WAYNE COUNTY — The Penn State Extension was a hub of activity Saturday morning for Farm Safety Day.

Presented by the Wayne/Pike Farm Bureau, the event provided valuable instruction on how to handle a variety of emergency situations.

The program provided valuable instruction on how to react in a farm accident or emergency situation.

“Most of the time, in rural america a family member is going to be the first...on the scene,” said Davis Hill, Penn State Sr. Extension Associate, Agricultural and Biological Engineering.

During the course of the day, those in attendance learned first hand how to react to a deadly situation.

The First At Scene Training program (F@ST) outlined exactly what to do in a variety of accident scenarios.

For example, if a person is on the scene of a tractor accident where a limb is crushed, the first thing to do is turn off the machine and call 911.

If the machine continues to run, it makes it difficult for dispatch to hear what the caller is saying.

F@ST also states that the injured party be kept warm and be instructed not to move.

Another thing to make note of is if there are any other hazards in the area emergency personnel should be aware of when responding.

Hazards can be anything from a leaking gas tank from the accident or a protective family canine.

Another accident highlighted by F@ST was an ATV rollover.

In this scenario, the injured party has a broken leg and uncontrolled bleeding.

Upon arriving on scene, the person should assess the situation and determine if the person is conscious, according to F@ST.

Call 911 and be sure to relay if there is any evidence that fuel has been spilled – this can be a potential hazard.

If there is a bleeding wound, apply pressure to help stop the bleeding and stay there until emergency personnel arrive.

Hands on learning

The safety day also boasted a variety of hands on learning opportunities showed just how dangerous farming can be.

Dave Messersmith, Wayne County Penn State Extension Education, manned a simulation that showed just how quickly a limb can be lost to a rotating power take-off (PTO) shaft.

A PTO is used on a tractor or truck and allows machinery hooked up to the device to draw power from the engine.

This device rotates quickly when in use and clothing can get caught. When this happens, severe injury or even loss of limb can occur.

Joyce Carson, Farm Bureau, said she hoped the program would help farmers recognize how dangerous their job can be.

“Today's program was a good reminder of how dangerous farming can be,” Carson said.

“As exhibited by the hands-on activities, by the time you realize you're in trouble, it's too late!
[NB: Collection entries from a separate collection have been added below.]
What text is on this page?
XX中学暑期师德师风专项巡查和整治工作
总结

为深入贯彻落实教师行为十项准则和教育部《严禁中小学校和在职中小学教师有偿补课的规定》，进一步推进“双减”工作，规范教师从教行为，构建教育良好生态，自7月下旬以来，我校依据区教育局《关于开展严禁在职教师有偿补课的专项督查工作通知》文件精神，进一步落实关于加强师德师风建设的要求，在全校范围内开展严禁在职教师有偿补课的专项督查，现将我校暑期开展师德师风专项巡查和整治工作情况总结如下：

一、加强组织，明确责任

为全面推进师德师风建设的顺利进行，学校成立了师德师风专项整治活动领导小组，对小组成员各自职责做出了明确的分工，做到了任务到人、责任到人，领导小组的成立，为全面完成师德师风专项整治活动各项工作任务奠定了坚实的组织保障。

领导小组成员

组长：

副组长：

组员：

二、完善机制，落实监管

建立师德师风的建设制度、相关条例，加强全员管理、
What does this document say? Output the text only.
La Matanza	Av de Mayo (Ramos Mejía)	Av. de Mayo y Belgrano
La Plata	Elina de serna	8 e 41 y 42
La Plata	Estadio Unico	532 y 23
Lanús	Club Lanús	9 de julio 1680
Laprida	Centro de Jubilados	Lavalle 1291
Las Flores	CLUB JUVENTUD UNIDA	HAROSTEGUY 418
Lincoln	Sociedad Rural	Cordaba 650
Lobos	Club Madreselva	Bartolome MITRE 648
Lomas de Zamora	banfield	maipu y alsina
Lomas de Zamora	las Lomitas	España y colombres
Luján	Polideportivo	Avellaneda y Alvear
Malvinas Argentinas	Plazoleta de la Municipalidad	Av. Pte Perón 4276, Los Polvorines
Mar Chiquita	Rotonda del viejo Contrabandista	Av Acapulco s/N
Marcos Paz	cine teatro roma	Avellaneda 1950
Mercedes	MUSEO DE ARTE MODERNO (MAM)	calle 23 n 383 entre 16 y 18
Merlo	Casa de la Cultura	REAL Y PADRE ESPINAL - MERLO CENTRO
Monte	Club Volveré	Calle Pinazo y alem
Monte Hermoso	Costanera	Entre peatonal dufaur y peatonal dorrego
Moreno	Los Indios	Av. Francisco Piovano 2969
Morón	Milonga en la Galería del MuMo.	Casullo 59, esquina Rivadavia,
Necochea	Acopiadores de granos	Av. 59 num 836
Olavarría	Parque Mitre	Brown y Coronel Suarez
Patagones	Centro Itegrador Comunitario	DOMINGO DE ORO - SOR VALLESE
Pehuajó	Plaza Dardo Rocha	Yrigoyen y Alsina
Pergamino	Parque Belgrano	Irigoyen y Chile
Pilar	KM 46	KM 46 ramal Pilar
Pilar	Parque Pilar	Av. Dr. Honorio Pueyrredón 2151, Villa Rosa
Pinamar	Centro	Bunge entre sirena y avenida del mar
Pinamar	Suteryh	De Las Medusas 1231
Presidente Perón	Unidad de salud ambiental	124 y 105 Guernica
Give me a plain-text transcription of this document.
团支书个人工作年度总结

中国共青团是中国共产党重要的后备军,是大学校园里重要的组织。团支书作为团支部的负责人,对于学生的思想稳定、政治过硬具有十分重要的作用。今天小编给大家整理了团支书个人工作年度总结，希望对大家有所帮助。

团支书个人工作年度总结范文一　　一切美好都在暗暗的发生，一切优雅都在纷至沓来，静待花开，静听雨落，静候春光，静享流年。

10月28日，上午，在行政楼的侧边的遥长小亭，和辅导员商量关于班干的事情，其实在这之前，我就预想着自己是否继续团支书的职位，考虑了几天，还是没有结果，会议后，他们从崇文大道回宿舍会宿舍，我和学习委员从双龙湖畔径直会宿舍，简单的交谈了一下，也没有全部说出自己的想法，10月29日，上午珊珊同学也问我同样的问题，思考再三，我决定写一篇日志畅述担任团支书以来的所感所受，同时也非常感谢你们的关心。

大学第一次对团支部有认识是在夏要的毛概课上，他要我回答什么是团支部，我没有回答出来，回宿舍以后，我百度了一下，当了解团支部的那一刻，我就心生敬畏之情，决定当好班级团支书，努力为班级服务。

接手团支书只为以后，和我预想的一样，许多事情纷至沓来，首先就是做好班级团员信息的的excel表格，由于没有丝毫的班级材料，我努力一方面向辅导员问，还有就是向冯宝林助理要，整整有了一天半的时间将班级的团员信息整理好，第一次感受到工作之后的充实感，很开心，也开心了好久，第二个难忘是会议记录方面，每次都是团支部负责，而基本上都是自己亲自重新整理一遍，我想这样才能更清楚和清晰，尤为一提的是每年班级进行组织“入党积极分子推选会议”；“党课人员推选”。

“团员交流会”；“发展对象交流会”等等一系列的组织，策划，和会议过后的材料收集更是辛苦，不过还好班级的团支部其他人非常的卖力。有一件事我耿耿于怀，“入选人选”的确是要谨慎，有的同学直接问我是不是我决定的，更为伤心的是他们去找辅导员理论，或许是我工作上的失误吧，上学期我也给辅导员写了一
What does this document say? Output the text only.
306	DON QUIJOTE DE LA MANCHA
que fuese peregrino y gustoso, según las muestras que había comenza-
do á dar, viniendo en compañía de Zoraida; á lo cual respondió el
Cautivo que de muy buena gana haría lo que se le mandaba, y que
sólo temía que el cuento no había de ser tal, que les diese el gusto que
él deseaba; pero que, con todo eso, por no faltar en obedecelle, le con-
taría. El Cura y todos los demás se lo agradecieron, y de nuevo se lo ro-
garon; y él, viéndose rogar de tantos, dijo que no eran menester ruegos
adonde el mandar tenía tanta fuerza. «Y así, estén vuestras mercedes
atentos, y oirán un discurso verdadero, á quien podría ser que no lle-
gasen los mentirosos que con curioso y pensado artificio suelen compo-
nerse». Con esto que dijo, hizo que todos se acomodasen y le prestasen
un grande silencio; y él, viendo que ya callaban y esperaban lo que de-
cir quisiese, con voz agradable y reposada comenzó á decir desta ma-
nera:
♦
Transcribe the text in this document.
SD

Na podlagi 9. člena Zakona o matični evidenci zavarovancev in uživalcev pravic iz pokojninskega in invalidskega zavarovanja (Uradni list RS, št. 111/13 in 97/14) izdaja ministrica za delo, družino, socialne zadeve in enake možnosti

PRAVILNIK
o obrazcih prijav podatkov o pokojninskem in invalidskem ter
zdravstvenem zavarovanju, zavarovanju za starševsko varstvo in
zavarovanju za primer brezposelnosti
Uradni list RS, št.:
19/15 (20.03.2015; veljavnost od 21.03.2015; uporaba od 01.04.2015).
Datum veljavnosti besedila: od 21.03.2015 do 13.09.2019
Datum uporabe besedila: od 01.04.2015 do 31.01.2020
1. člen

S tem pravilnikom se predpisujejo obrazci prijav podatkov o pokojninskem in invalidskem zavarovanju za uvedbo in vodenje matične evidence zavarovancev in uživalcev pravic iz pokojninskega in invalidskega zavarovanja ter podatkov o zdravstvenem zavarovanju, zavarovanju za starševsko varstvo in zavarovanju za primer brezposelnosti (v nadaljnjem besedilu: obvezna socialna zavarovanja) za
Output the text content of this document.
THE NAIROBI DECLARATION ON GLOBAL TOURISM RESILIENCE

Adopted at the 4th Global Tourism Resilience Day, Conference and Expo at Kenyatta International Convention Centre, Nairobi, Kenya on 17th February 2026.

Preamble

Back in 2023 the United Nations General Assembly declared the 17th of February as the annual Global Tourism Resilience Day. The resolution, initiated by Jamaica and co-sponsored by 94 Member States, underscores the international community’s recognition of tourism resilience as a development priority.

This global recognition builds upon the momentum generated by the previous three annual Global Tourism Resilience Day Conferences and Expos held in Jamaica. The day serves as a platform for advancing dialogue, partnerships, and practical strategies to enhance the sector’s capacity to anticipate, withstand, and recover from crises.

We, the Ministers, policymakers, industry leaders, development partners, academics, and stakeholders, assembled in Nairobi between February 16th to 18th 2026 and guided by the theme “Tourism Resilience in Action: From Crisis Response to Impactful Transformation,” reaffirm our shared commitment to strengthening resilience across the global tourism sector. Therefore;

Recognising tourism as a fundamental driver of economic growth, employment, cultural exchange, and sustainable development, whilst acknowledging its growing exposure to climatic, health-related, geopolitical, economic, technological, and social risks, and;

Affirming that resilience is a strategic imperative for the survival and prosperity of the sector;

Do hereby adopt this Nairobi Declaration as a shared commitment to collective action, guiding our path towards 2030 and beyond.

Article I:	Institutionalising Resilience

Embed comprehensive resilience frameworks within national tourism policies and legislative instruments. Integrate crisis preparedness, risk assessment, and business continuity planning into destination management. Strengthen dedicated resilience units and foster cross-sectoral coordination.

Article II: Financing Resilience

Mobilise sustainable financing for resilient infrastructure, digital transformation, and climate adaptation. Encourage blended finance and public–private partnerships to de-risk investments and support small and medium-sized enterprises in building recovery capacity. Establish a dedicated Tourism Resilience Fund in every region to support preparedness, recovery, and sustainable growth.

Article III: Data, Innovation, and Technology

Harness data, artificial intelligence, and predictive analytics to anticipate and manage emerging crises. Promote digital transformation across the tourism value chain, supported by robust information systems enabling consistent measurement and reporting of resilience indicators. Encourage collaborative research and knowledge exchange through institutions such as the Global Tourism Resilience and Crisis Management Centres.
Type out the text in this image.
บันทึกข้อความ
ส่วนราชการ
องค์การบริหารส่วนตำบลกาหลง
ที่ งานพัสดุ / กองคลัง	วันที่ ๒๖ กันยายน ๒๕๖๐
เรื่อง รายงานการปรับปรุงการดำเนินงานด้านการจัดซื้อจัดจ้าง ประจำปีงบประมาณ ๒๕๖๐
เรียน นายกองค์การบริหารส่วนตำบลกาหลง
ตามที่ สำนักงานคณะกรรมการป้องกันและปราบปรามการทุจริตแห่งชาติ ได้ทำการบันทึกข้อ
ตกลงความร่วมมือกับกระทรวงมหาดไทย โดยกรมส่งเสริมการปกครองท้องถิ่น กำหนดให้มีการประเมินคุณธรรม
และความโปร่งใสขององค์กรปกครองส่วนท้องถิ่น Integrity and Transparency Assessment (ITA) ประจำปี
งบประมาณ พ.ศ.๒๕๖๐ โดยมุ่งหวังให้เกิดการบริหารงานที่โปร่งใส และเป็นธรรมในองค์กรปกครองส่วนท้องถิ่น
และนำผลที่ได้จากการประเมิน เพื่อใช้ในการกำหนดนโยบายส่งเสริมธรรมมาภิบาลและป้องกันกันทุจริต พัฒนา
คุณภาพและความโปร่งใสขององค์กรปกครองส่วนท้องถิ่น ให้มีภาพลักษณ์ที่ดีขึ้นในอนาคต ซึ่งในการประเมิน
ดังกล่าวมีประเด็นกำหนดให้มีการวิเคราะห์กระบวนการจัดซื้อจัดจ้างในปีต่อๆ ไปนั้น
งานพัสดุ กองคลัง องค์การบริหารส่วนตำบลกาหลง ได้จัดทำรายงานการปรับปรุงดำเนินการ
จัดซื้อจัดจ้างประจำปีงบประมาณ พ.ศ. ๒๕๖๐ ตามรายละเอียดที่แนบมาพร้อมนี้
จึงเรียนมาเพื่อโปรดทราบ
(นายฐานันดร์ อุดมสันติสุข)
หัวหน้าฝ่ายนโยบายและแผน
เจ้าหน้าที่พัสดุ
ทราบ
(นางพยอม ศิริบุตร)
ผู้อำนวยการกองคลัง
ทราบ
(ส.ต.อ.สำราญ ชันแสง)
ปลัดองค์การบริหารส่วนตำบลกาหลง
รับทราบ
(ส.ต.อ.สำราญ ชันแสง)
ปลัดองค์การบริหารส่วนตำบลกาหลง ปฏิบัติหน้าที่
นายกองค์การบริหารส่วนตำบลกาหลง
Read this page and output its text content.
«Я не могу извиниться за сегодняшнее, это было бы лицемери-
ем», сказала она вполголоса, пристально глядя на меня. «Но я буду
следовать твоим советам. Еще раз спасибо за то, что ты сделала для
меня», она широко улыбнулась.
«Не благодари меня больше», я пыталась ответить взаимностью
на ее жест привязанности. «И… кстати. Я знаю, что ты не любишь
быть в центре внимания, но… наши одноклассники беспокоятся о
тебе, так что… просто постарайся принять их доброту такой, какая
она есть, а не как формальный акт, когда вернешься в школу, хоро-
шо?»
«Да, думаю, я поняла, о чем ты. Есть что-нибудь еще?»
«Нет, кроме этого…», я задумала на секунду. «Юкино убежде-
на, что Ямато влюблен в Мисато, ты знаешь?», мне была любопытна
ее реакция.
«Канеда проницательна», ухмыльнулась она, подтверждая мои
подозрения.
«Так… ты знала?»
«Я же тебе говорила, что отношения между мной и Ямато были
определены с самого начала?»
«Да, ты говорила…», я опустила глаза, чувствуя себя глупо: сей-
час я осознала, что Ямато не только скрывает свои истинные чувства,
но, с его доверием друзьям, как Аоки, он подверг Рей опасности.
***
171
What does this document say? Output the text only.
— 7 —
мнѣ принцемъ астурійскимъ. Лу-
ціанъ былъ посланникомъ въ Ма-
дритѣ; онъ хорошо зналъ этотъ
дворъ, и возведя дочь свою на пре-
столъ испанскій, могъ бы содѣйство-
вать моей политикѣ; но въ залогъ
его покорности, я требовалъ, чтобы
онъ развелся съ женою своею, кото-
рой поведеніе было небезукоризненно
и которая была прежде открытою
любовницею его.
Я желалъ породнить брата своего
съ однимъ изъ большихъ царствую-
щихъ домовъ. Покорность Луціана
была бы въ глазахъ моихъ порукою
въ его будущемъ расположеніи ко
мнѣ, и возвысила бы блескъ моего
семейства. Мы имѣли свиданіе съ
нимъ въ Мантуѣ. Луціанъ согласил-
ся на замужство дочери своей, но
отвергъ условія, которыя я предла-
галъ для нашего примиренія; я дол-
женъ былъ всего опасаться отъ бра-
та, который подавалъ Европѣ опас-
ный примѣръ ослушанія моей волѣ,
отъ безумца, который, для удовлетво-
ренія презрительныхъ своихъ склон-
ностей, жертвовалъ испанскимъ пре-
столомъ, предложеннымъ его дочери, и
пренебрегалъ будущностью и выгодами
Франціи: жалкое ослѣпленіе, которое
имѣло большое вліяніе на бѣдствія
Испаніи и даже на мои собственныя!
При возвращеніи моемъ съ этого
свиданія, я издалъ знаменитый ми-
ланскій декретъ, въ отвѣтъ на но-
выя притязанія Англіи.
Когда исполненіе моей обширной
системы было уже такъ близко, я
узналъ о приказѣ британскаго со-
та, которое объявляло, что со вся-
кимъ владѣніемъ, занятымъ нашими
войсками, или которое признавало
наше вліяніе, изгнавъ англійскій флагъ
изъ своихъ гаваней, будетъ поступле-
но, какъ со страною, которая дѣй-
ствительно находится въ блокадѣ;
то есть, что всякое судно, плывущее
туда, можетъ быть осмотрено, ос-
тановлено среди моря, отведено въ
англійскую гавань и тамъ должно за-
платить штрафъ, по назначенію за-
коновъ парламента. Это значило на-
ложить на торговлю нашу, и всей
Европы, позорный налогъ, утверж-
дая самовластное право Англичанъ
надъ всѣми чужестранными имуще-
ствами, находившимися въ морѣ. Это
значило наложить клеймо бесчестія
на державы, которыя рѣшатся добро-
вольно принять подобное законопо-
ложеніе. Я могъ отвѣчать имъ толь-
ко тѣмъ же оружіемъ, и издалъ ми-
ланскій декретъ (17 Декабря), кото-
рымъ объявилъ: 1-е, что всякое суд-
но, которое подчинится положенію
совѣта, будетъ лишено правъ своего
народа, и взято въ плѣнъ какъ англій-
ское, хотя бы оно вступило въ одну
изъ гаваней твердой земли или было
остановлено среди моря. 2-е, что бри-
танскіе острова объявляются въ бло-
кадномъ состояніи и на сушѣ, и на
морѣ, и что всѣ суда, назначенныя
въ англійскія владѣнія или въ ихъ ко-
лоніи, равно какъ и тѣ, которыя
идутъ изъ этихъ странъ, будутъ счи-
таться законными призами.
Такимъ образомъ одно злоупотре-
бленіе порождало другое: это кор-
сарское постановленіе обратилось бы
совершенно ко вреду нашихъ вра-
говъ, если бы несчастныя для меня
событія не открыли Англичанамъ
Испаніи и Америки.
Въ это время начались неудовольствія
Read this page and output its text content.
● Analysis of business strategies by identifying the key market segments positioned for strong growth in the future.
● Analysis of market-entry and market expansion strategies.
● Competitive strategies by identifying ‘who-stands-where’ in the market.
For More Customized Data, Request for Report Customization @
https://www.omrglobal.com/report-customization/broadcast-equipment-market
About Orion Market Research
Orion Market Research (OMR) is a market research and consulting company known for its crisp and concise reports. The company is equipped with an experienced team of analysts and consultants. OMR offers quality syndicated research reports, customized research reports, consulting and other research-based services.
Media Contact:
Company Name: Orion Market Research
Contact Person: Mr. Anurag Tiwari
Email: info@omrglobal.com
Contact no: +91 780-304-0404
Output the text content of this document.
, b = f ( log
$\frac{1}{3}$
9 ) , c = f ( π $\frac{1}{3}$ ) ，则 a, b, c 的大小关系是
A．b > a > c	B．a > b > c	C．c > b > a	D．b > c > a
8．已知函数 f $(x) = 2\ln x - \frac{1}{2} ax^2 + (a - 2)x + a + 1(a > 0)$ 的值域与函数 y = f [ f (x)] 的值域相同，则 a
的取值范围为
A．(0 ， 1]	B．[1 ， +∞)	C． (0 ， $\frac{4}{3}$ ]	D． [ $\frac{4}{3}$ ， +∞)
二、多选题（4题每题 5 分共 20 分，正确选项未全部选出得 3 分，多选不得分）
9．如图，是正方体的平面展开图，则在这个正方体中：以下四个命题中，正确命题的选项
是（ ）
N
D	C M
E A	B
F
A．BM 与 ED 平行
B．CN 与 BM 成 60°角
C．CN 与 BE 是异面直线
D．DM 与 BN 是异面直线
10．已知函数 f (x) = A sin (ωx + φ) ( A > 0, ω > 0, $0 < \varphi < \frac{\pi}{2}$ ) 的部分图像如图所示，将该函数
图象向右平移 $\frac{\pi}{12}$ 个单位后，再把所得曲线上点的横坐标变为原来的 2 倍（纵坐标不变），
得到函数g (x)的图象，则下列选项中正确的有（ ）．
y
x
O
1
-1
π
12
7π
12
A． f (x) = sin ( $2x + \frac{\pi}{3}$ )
You may have already suffered a serious injury.”

Other demonstrations showed why wearing safety equipment is important and why jumping in a grain bin can turn deadly fast.

Bonnie LaTourette said this was the first Farm Safety Day the bureau has organized in quite a few years, but hopes to see it presented again.

“We want to educate not just farmers, but firefighters and EMTs so they know what to do on the scene of (a farming) accident,” she said.

Carson added, “We are glad to see these emergency responders here today.

“Some of these young people may never have been on the scene of a farm accident before.

“Hopefully we've given them a good overview of what they could encounter.”

This event was sponsored by the Wayne County Cooperative Extension, Krempasky Equipment, Marshall Machinery, George W. Kinsman, Mander Fire Safety, Dave's Super Duper and Lindsey Equipment.